So., 09.03.08 | 17:03 Uhr
Das Erste
Nordic Walking: Sinnvoll oder unsinnig
Wer läuft, verbrennt sehr viele Kalorien und betreibt ein hervorragendes Ausdauertraining.
Allerdings ist die körperliche Belastung recht hoch.
"Walking" heißt die sanfte Alternative. Auch damit erreicht man eine gute Kondition. Zugleich ist die Gefahr der Überlastung wesentlich geringer. Wer das Ganze optisch aufpeppen will, "geht am Stock".
Weniger Belastung von Bändern und Gelenken
"Nordic Walking" ist der Trendsport der letzten Jahre. Etwa acht Millionen Bundesbürger betreiben das sportliche Gehen mit und ohne Stock.

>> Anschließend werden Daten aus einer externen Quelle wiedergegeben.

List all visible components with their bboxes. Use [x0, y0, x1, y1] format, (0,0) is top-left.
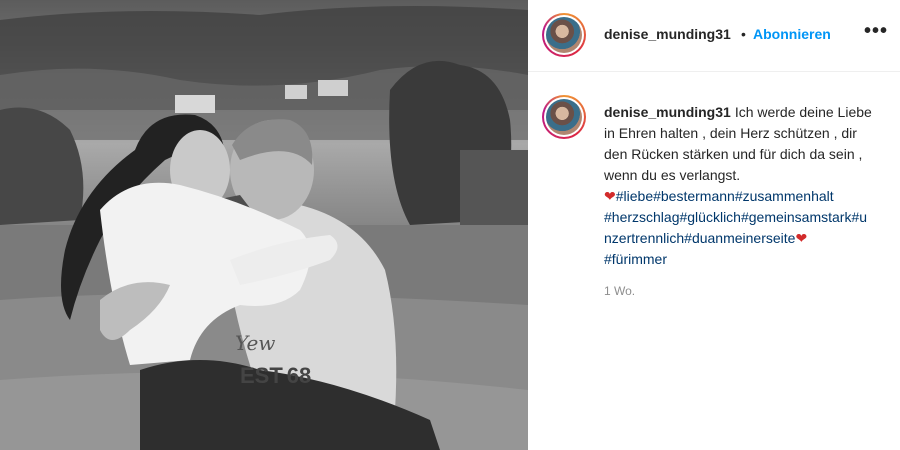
hashtags-line3[interactable]: #fürimmer [604, 251, 667, 267]
more-options-icon[interactable]: ••• [864, 20, 888, 43]
post-header: denise_munding31 • Abonnieren ••• [528, 0, 900, 72]
hashtags-line2[interactable]: #herzschlag#glücklich#gemeinsamstark#unz… [604, 209, 867, 246]
header-avatar[interactable] [542, 13, 586, 57]
header-username[interactable]: denise_munding31 [604, 26, 731, 42]
avatar-image [546, 99, 582, 135]
caption-avatar[interactable] [542, 95, 586, 139]
post-photo-illustration: Yew EST 68 [0, 6, 528, 450]
separator-dot: • [741, 26, 746, 42]
heart-emoji: ❤ [604, 188, 616, 204]
hashtags-line1[interactable]: #liebe#bestermann#zusammenhalt [616, 188, 834, 204]
post-timestamp[interactable]: 1 Wo. [604, 284, 635, 298]
post-details-panel: denise_munding31 • Abonnieren ••• denise… [528, 0, 900, 450]
avatar-image [546, 17, 582, 53]
svg-text:Yew: Yew [235, 331, 275, 355]
shirt-number: 68 [287, 363, 311, 388]
follow-button[interactable]: Abonnieren [753, 26, 831, 42]
caption-username[interactable]: denise_munding31 [604, 104, 731, 120]
post-image[interactable]: Yew EST 68 [0, 0, 528, 450]
heart-emoji: ❤ [795, 230, 808, 246]
svg-text:EST68: EST 68 [240, 363, 311, 388]
shirt-text: EST [240, 363, 283, 388]
caption-text-block: denise_munding31 Ich werde deine Liebe in… [604, 102, 872, 270]
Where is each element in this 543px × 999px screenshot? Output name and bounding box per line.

Das Laufen unterscheidet sich davon grundlegend: hier sind kurzzeitig beide Beine in der Luft. Der Flugphase folgt ein relativ hartes Aufsetzen des Fußes.
Gelenke, Bänder und Sehnen müssen das Dreifache des Körpergewichts verkraften. Beim "Walking" und "Nordic Walking" dagegen ist immer ein Fuß am Boden. Die Belastungen sind mit dem ein- bis anderthalbfachen des Körpergewichts deutlich geringer.
Was bringt der Stockeinsatz
"Nordic Walker", so wird oft behauptet, verbrennen vierzig bis fünfzig Prozent mehr Kalorien als Walker. Realistisch sind es höchstens zehn Prozent. Ebenso auch die Behauptung, Nordic Walking entlaste gegenüber dem Walking die Gelenke um dreißig Prozent, trifft nicht zu.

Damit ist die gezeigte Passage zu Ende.